This is interesting and something I've not heard of - can you recommend a starter link for someone with a basic stats background? I had some in undergrad, but this sounds like a topic that could get very tinfoil-hat-y if not searched correctly and with good context.
There's still a lot of debate around this topic. It's obviously difficult for people who have used these methods for the past 60 years to simply say "I've been using a flawed method for 60 years" – although in the end that's how science works. The problem moreover is double: the method has built-in flaws, and on top of that it's often misused.
Some starters:
The official statement by the American Statistical Association
A follow-up editorial
Signatories for the dismissal of the method
Many papers explaining the built-in flaws, from this old 1935 paper and this old 1965 discussion, to more recent ones; for example this, or this, or this, or this, or this tutorial
This paper gives a good summary
Journals that don't accept "statistical significance" methods anymore: this or this
Several books, for example this one. I agree with the factual content of this book, but I don't like the authors's braggart way of writing. In their defence, though: it's the same braggart way of writing that R. A. Fisher, the father of "statistical significance", often had.

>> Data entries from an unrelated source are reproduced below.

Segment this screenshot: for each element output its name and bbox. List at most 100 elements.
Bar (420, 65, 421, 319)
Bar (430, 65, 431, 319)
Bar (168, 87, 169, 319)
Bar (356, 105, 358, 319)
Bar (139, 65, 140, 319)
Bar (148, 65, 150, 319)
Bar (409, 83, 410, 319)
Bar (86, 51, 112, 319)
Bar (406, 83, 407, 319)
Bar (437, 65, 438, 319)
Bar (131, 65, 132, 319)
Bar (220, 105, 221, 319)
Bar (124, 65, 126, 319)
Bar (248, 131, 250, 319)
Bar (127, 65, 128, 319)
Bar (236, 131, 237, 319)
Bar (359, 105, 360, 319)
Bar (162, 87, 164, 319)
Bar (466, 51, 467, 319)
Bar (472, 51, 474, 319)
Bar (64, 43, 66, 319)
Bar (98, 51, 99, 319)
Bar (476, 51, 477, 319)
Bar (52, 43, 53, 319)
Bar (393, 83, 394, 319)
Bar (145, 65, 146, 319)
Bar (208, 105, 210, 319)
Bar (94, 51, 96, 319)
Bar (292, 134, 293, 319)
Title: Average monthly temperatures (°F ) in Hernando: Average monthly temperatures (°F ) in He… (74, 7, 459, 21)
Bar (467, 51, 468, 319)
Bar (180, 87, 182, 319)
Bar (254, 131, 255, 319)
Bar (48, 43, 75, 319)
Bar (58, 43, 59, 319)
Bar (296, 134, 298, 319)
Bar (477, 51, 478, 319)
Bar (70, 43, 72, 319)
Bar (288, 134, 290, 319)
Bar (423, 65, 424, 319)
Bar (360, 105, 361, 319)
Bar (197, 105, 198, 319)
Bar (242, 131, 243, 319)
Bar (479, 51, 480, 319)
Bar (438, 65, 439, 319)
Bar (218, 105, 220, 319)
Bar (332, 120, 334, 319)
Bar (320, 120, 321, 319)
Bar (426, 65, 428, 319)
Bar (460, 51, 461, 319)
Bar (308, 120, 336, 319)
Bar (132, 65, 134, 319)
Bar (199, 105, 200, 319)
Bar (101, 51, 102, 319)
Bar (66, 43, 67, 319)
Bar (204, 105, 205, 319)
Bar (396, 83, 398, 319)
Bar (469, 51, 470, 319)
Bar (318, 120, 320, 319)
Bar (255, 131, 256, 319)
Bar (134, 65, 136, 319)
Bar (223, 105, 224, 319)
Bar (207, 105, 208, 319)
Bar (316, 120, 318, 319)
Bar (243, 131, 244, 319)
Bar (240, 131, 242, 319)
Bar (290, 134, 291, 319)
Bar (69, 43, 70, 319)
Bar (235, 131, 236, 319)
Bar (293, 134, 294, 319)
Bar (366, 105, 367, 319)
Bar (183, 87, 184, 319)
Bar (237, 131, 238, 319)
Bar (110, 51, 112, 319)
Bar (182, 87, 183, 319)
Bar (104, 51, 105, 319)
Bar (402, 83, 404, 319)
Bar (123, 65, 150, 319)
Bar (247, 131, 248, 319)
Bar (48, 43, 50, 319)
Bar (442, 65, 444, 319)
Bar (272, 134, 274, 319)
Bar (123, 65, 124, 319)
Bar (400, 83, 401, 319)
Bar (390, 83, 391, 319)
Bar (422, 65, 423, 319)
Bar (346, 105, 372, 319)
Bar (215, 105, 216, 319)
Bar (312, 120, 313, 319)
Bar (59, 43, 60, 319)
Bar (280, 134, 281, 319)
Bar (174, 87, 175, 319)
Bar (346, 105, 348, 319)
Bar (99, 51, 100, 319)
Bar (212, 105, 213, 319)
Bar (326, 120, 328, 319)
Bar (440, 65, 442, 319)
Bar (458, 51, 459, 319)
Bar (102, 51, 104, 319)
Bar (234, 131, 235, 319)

What's sad is that these discussions easily end in political or "football-team"-like debates. But the mathematical and logical proofs are there, for those who care to go and read them.
Thanks, I appreciate it - looks like I've got some bedtime reading for awhile :)
My pleasure!
Ah, I thought you were talking about p-values - which is just a simple metric and gets a bad rep from being used for statistical significance. Statistical significance certainly is trash.
Yes I'm talking about p-values. Statistical "significance" is based on p-values.